メルカリは今、ムラ(村)からマチ(都市)へのシフトを推し進めている真っただ中です。たとえば4年前の従業員数は300人ほど。ITベンチャーなど、比較的似た業界の出身者が集まっている組織で、ある意味、高い暗黙知で仕事が進められていました。
それが現在は従業員数1700名規模になり、実に多様なメンバーが集まっています。社員の国籍は約40ヵ国以上。ITエンジニアの部門は、半数以上が外国籍のスタッフです。全社を見渡しても、ネットベンチャー出身者もいれば、グローバルテックカンパニー出身者もいる。金融関連事業を展開する子会社の株式会社メルペイには、金融業界出身者が多数入社しています。
そこで人事評価制度も、さまざまなバックグラウンドの人々が集まる、多様な組織に対応できる内容にアップデートしようという話が持ち上がりました。属人性が大きくハイコンテクストな評価から、仕組化され、誰にとってもわかりやすいローコンテクストな評価に移行していく必要があったのです。

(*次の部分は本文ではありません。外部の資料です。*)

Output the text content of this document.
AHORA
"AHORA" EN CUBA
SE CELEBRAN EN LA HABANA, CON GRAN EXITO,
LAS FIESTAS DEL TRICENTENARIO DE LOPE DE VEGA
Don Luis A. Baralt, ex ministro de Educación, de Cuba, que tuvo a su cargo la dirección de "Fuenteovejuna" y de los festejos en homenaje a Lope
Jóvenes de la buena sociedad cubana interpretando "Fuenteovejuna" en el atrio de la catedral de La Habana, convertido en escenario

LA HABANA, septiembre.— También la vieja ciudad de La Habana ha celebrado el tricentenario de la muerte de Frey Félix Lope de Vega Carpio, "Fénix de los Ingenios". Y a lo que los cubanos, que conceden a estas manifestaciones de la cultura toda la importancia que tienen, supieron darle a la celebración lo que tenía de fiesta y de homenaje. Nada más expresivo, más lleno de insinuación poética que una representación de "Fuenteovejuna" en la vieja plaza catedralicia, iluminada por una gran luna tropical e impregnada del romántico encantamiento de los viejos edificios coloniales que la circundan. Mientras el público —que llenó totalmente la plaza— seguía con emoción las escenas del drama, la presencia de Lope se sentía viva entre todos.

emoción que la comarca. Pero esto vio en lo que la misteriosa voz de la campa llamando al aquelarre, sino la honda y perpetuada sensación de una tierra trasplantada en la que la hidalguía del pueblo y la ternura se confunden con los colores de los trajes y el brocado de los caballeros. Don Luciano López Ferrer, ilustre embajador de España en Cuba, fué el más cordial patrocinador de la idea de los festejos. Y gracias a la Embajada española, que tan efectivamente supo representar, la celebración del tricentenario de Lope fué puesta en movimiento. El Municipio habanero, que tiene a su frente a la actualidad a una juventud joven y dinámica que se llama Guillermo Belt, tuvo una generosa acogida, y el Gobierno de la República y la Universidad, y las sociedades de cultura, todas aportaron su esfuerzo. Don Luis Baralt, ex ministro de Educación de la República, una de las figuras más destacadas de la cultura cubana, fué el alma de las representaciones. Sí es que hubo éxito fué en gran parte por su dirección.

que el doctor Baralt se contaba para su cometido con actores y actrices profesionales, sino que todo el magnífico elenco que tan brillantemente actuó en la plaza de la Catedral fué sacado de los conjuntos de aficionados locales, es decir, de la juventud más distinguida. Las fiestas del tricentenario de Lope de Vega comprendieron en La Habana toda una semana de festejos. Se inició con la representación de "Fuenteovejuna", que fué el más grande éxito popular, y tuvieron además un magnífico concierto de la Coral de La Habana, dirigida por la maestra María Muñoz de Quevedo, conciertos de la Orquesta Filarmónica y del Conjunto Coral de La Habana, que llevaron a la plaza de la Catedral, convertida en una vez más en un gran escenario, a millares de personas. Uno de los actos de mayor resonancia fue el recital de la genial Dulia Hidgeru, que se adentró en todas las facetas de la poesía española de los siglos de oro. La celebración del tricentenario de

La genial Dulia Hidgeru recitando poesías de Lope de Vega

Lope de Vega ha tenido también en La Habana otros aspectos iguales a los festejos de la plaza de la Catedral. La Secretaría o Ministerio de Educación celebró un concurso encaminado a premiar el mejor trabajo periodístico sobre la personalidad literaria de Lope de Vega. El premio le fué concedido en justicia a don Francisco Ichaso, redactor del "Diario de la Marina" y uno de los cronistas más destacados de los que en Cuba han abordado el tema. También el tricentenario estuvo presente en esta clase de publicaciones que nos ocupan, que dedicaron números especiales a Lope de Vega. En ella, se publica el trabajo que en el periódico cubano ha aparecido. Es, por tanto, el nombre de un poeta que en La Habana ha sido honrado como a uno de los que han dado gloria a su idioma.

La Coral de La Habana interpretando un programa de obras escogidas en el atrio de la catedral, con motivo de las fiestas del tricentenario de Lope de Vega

今後もエンジニアをはじめ、優秀な人材を世界中から採用していきます。そのため、ある程度グローバルスタンダートに近い評価制度にしたい、という狙いもありました。
真新しい人事評価制度に刷新するというよりも、組織フェーズに合ったものに移行する、という意味合いに近いのでしょうか。

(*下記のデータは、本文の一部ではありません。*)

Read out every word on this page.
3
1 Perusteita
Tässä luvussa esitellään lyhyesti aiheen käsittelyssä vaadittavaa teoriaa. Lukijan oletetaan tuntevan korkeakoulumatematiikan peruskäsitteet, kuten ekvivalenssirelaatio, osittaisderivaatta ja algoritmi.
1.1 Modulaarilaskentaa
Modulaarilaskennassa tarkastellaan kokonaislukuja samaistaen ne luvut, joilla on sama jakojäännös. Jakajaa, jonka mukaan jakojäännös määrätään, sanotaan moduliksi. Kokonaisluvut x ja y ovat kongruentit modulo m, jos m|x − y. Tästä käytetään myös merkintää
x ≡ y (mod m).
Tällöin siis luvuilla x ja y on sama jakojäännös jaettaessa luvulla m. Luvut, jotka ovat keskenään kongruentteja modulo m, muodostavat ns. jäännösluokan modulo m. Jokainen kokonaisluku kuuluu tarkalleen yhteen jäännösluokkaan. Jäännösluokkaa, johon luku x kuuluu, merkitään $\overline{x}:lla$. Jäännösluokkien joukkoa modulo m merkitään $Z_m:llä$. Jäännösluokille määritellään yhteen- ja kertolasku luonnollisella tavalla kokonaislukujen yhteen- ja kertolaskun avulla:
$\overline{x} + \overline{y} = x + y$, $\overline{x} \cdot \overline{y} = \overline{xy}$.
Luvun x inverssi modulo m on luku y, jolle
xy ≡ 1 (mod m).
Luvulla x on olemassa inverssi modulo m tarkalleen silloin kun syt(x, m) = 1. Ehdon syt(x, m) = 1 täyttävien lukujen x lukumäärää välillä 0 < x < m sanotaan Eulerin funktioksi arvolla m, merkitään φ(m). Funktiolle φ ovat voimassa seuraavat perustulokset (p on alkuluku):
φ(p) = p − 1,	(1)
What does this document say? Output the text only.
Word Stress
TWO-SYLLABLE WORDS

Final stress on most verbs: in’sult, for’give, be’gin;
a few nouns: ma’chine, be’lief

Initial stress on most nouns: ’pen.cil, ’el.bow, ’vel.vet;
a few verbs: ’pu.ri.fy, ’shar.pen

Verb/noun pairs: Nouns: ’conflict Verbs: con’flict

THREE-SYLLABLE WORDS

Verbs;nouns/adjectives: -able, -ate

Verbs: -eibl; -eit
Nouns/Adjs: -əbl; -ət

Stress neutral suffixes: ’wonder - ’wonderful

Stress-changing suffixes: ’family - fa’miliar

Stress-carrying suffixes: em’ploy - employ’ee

そうです。今回の人事評価制度の改定は、あくまでもメルカリのミッションを実現するためにあります。
メルカリは、これまでも非連続な成長を繰り返してきました。しかし、大きな規模の組織になった今、ある程度は仕組化していかなければ、今後も非連続な成長を続けていくことは難しいでしょう。そこで、人事制度を私たちの規模感に合わせてアップデートしていこうと考えたのです。

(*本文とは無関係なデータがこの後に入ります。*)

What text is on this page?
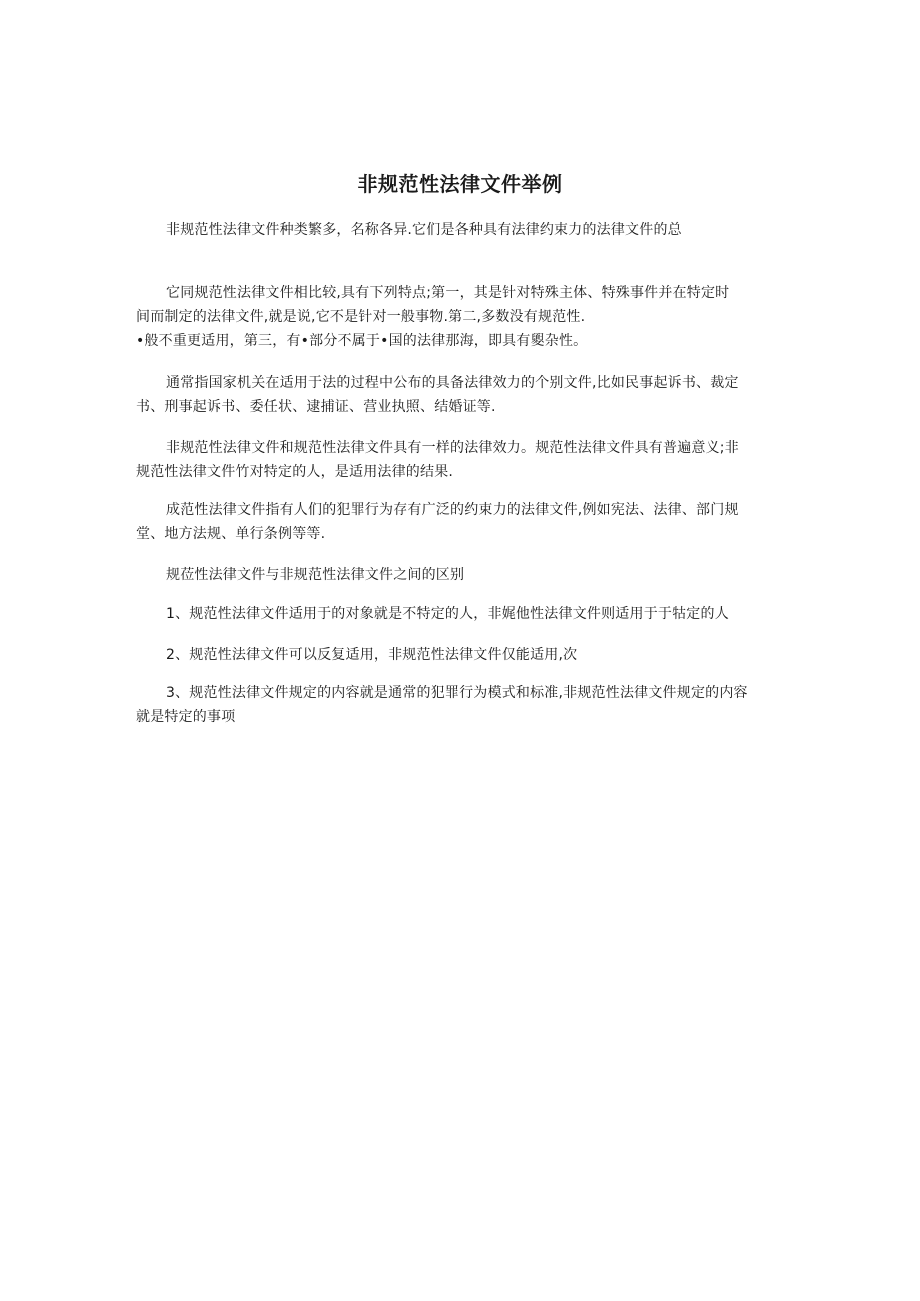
非规范性法律文件举例
非规范性法律文件种类繁多，名称各异.它们是各种具有法律约束力的法律文件的总
它同规范性法律文件相比较,具有下列特点;第一，其是针对特殊主体、特殊事件并在特定时
间而制定的法律文件,就是说,它不是针对一般事物.第二,多数没有规范性.
•般不重更适用，第三，有•部分不属于•国的法律那海，即具有夓杂性。
通常指国家机关在适用于法的过程中公布的具备法律效力的个别文件,比如民事起诉书、裁定
书、刑事起诉书、委任状、逮捕证、营业执照、结婚证等.
非规范性法律文件和规范性法律文件具有一样的法律效力。规范性法律文件具有普遍意义;非
规范性法律文件竹对特定的人，是适用法律的结果.
成范性法律文件指有人们的犯罪行为存有广泛的约束力的法律文件,例如宪法、法律、部门规
堂、地方法规、单行条例等等.
规莅性法律文件与非规范性法律文件之间的区别
1、规范性法律文件适用于的对象就是不特定的人，非娓他性法律文件则适用于于牯定的人
2、规范性法律文件可以反复适用，非规范性法律文件仅能适用,次
3、规范性法律文件规定的内容就是通常的犯罪行为模式和标准,非规范性法律文件规定的内容
就是特定的事项
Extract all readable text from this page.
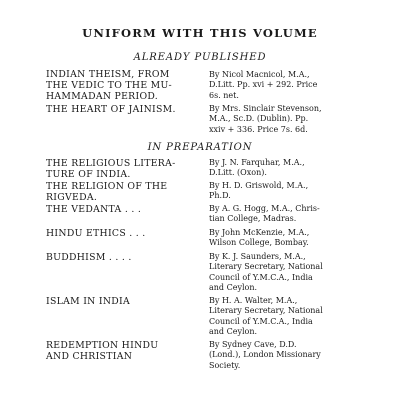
UNIFORM WITH THIS VOLUME
ALREADY PUBLISHED
INDIAN THEISM, FROM
THE VEDIC TO THE MU-
HAMMADAN PERIOD.
By Nicol Macnicol, M.A.,
D.Litt. Pp. xvi + 292. Price
6s. net.
THE HEART OF JAINISM.	By Mrs. Sinclair Stevenson,
M.A., Sc.D. (Dublin). Pp.
xxiv + 336. Price 7s. 6d.
IN PREPARATION
THE RELIGIOUS LITERA-
TURE OF INDIA.
By J. N. Farquhar, M.A.,
D.Litt. (Oxon).
THE RELIGION OF THE
RIGVEDA.
By H. D. Griswold, M.A.,
Ph.D.
THE VEDANTA . . .	By A. G. Hogg, M.A., Chris-
tian College, Madras.
HINDU ETHICS . . .	By John McKenzie, M.A.,
Wilson College, Bombay.
BUDDHISM . . . .	By K. J. Saunders, M.A.,
Literary Secretary, National
Council of Y.M.C.A., India
and Ceylon.
ISLAM IN INDIA	By H. A. Walter, M.A.,
Literary Secretary, National
Council of Y.M.C.A., India
and Ceylon.
REDEMPTION HINDU
AND CHRISTIAN
By Sydney Cave, D.D.
(Lond.), London Missionary
Society.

そのために何よりも重視したのが、ミッションに基づいた「バリューの発揮」です。組織の規模が大きくなるにつれて、ミッションやバリューへの共感や発揮が弱まるというのはよく聞く話ですよね。メルカリの場合、「バリューが発揮されにくくなった」「共感が弱まった」という状況はありませんでしたが、「バリューの捉え方に違いが出てきた」感覚はありました。
たとえば「Go Bold」一つとってもそうです。大胆にやろうといっても、Aさんにとっての大胆さと、Bさんにとっての大胆さは違います。多様性に富んだ組織で、納得感のある評価を行うためには、バリューの言葉一つひとつを、もう少し具体的に、仕事に落とし込みながら明文化する必要性が出てきたのです。
目先の数字を追うためにバリューを疎かにする人はメルカリでは評価されない
新人事評価制度は、これまでの人事評価制度と何が違うのでしょうか。
以前の人事評価制度は、設定された目標をどの程度達成できたのかを「総合評価」で判断する形式でした。ただ、総合評価としてまとめてしまうと、数値化しやすいパフォーマンスのほうに、どうしても目が行きがちです。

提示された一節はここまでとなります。